23. August 2014

Auf der Kippe

Dieser Tage, während ein kurzer, zuletzt immer kühlerer Sommer sogleich fast unmerklich in den Herbst hinübergleitet und mir morgens, wenn ich kurz nach sieben das Haus verlasse, auf dem Weg zur Kita, auf dem Rad von Mitte nach Schöneberg oder nach Dahlem ein frischer Gegenwind als Vorbote kürzerer Tage entgegenweht, schlägt die Melancholie, meine janusköpfige Begleiterin, mit voller Breitseite zu. Vieles, denke ich so bei mir, schon längst vorüber, die rauschendsten Feste gefeiert, allzu wenig noch übrig von den einmaligen Erlebnissen, die eine (späte) Jugend so bietet. Inzwischen nämlich nahezu alle Jungfernfahrten erlebt und abgehakt: leidenschaftliche Lieben, (nächtliche) Exzesse, Tiefpunkte, Krisen, Bildungsabschlüsse, Berufstätigkeit, Familiengründung: alles bereits zum ersten Mal (meist zur Genüge) getan und gehörig Pulver dabei verschossen. Permanente Abwechslung, Haltlosigkeit, ebenso das Gefühl, stets auf dem Sprung zu sein, nun täglichen Routinen gewichen, die alles auch dann noch funktionsfähig zusammenhalten, wenn es innen drin heftig zu wanken beginnt und der alte Schlund sich öffnet.
Auch die tägliche Gewissheit eines allmählichen Verfalls des Äußeren beim spitzfindigen Blick in den Spiegel momentan eher schwer zu ertragen.
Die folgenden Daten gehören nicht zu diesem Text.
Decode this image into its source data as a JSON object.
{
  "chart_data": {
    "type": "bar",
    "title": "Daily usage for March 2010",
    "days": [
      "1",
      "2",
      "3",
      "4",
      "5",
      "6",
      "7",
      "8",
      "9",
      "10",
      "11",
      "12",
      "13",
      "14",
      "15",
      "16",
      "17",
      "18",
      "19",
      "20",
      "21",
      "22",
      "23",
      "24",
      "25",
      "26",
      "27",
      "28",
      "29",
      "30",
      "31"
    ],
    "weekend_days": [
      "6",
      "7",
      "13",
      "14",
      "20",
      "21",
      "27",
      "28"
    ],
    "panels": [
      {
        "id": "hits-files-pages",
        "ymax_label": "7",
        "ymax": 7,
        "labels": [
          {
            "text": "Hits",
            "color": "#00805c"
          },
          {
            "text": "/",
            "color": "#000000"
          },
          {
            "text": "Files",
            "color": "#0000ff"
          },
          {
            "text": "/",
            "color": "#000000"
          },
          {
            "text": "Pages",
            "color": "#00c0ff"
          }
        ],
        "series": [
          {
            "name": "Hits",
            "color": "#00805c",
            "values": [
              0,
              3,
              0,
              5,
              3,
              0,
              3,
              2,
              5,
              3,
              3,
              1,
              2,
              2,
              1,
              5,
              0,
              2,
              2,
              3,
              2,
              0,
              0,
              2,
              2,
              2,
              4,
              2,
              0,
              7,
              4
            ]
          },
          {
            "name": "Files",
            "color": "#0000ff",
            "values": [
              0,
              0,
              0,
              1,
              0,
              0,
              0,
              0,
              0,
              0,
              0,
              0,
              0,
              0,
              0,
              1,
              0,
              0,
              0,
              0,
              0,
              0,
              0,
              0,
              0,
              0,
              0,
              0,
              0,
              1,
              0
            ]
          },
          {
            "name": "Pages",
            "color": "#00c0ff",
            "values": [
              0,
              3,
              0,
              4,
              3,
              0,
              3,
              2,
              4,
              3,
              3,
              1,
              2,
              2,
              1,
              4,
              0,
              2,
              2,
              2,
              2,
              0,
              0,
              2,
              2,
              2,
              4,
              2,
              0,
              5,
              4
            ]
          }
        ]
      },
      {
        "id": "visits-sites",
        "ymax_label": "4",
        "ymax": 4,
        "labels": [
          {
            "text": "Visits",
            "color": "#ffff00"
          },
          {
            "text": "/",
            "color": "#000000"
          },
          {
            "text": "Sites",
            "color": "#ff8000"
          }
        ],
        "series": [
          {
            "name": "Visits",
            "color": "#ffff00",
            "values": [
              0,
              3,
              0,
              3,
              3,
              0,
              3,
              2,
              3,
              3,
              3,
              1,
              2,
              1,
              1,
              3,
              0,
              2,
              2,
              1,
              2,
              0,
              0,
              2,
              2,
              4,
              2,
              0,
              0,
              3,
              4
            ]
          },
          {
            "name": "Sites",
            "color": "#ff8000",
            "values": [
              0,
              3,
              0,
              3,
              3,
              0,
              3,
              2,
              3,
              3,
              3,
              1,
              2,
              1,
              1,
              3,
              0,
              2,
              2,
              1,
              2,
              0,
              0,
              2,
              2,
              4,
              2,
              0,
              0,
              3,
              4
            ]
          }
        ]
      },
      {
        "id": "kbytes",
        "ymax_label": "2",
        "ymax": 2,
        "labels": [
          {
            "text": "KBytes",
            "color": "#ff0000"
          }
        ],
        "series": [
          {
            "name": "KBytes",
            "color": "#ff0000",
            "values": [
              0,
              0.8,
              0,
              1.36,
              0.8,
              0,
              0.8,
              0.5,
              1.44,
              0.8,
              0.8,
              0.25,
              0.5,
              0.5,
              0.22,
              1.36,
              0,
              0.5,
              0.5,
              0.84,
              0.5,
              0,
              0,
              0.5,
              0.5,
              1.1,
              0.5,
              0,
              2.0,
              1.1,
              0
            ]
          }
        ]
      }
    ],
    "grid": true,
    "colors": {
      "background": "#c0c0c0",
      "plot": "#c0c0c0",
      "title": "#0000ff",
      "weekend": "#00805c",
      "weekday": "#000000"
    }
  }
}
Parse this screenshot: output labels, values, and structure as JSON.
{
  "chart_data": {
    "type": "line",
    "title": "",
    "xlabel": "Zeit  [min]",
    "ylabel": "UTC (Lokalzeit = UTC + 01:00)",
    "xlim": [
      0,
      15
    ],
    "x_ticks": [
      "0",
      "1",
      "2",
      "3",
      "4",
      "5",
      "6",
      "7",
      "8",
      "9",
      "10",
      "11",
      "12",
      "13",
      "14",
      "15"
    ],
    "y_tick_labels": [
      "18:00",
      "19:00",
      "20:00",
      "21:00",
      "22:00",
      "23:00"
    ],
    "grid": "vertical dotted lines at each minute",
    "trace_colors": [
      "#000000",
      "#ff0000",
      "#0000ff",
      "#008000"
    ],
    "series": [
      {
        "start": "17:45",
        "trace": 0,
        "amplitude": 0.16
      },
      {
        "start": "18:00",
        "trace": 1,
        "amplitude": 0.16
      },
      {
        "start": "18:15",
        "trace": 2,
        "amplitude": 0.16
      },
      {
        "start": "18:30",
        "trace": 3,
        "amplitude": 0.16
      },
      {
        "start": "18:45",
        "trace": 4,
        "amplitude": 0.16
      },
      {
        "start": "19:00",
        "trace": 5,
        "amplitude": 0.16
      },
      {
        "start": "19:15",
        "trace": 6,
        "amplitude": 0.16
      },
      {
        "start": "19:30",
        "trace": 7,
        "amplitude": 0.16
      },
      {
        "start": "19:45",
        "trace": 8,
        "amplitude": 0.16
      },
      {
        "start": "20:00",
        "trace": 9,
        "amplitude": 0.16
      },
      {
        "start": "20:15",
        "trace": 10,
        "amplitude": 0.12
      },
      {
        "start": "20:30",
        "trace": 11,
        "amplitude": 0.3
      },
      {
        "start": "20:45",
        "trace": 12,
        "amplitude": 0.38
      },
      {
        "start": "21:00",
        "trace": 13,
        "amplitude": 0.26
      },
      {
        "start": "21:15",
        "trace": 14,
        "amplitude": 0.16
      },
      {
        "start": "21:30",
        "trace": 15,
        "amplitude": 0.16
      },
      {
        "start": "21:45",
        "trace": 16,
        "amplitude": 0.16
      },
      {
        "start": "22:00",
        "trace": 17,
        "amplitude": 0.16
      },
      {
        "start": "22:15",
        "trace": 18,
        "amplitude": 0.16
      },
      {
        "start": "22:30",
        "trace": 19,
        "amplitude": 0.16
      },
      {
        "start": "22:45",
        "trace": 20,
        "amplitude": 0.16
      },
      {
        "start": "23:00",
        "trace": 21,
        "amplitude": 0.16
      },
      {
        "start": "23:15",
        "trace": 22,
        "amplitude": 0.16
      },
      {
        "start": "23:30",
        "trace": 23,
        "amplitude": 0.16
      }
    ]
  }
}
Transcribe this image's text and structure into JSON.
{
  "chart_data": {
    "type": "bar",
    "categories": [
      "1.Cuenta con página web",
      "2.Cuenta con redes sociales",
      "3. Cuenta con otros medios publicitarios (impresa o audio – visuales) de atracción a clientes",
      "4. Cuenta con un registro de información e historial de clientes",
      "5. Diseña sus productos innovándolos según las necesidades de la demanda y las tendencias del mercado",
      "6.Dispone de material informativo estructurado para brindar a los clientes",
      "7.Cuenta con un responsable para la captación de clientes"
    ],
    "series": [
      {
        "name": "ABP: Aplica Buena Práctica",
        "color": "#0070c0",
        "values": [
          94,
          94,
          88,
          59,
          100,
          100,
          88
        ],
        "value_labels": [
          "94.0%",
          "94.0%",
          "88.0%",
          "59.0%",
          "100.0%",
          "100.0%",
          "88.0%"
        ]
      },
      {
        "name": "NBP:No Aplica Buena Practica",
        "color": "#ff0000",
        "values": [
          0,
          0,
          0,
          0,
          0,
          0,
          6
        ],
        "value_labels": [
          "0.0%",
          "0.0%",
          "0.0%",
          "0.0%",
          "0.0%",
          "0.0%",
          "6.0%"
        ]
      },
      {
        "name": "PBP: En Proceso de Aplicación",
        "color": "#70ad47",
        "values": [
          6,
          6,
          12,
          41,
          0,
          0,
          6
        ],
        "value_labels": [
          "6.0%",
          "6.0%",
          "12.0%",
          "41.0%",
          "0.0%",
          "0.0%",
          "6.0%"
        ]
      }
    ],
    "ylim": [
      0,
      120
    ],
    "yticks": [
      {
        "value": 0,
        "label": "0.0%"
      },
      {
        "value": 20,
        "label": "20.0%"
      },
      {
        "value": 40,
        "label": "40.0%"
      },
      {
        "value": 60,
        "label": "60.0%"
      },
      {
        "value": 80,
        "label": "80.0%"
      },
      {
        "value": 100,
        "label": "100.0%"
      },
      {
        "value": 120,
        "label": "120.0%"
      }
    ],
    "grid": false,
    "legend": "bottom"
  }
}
Besonders beim Gedanken, den Zenit der eigenen Attraktivität – wie überhaupt: den Höhepunkt des Erlebbaren – schon überschritten zu haben und mich gefragt, was neben der passionierten Ausübung eines Berufs jenseits des 30. Lebensjahres an deren Stelle treten könnte. Der Genuss am mit den Jahren sicher größer werdenden finanziellen Spielraum in Hinblick auf den Verlust der Spontaneität und Intensität der früheren Jahre hingegen schon immer ein eher schwacher Trost. Dabei eine immer tiefer wuchernde Zornesfalte zwischen den Augenbrauen neu entdeckt und seitdem immer wieder verflucht und inbrünstig hassen gelernt, dieses Kainsmahl mimischer Ausschweifung.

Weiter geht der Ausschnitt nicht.